Türkiye'nin en büyük tatlı su gölü olan Beyşehir Gölü, yalnızca ekolojik açıdan değil, aynı zamanda tarihi ve kültürel zenginlikleriyle de bölgesel kalkınma açısından büyük öneme sahip. Ancak göl çevresindeki plansız yapılaşma, su kirliliği, tarımsal baskı ve iklim değişikliğine bağlı tehditler, bu benzersiz doğal alanı tehdit ediyor.
Yetki Karmaşasına Son
Kanun teklifi ile birlikte göl ve çevresinde uzun süredir devam eden kurumlar arası yetki karmaşasının ortadan kaldırılması, etkin ve bütüncül bir koruma mekanizması oluşturulması hedefleniyor. Bu kapsamda kurulacak olan Beyşehir Gölü Alan Başkanlığı, hem koruma hem de planlama ve yönetim faaliyetlerini tek elden yürütecek.
Doğa ve İnsan Uyumu Temel Alınacak
Teklifin genel gerekçesinde, gölün ekolojik dengesinin korunması, sürdürülebilir kalkınma ilkeleri çerçevesinde yöre halkının refahının artırılması ve bu doğal mirasın gelecek nesillere sağlıklı şekilde aktarılması vurgulanıyor.
Komisyon Kurulacak, Gelirler Artırılacak
Kurulacak Beyşehir Gölü Alan Komisyonu; alan içindeki tüm fiziki ve inşai uygulamalarla ilgili karar mercii olacak. Aynı zamanda göl alanında yapılacak planlama, imar uygulamaları ve turizm faaliyetleri de bu Komisyonun gözetiminde yürütülecek. Alan başkanlığının gelir kaynakları arasında belediye bütçelerinden ayrılacak paylar, idari para cezaları ve bakanlık katkıları da yer alacak.
Kanunla Gelen Yeni Haklar ve Cezai Düzenlemeler
Yasa teklifinde, İdare'ye vergi muafiyeti, bağış ve sponsorluk desteği, ihale mevzuatından kısmi muafiyet, kamu taşınmazlarının bedelsiz tahsisi gibi mali avantajlar tanınırken, aynı zamanda göl çevresindeki koruma esaslarına aykırı hareket edenlere yönelik idari para cezaları da belirlenmiş durumda.

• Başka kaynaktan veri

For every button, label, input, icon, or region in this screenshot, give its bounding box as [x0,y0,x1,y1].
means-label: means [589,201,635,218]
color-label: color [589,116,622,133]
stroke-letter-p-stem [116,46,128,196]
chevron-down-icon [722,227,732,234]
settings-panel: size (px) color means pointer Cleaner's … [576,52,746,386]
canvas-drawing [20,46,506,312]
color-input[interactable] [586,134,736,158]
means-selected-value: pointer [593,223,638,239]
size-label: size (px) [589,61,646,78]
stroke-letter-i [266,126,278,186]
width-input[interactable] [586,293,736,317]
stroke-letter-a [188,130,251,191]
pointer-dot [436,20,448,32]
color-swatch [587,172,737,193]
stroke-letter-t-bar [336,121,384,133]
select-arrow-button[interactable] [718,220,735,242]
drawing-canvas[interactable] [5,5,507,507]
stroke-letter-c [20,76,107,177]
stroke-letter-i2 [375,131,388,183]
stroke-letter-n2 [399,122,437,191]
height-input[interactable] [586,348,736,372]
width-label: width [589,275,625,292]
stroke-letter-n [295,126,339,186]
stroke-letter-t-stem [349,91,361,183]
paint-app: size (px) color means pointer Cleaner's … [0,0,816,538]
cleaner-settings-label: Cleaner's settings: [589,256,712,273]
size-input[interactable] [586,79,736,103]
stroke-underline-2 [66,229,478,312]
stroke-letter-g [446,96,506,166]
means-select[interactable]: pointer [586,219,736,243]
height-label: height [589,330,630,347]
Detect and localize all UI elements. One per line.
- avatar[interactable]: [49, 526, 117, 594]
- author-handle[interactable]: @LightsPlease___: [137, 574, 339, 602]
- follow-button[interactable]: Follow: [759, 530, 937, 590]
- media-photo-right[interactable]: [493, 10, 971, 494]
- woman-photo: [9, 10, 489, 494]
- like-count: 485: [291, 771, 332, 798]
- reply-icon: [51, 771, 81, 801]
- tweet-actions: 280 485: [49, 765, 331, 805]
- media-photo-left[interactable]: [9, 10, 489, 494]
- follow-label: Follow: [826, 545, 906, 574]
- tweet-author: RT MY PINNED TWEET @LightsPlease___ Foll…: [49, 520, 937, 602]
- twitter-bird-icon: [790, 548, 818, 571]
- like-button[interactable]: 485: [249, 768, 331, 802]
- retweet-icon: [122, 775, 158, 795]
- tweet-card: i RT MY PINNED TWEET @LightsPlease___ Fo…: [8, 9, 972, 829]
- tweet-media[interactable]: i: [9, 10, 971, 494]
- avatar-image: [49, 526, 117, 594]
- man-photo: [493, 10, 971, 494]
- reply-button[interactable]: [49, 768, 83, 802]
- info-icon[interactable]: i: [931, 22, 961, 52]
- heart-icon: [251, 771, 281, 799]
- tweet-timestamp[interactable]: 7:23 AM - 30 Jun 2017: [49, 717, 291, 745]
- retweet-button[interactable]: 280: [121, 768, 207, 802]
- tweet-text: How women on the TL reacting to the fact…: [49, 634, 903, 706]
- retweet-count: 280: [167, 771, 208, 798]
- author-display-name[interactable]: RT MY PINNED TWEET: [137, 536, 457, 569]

Yürürlükteki Planlara Geçici Geçiş
İdarenin teşkilatlanması tamamlanana kadar mevcut imar planları geçerliliğini sürdürecek. Yeni yönetmeliklerin üç ay içinde çıkarılması ve kapsamlı Beyşehir Gölü planlarının da iki yıl içerisinde hazırlanarak Komisyon onayına sunulması öngörülüyor.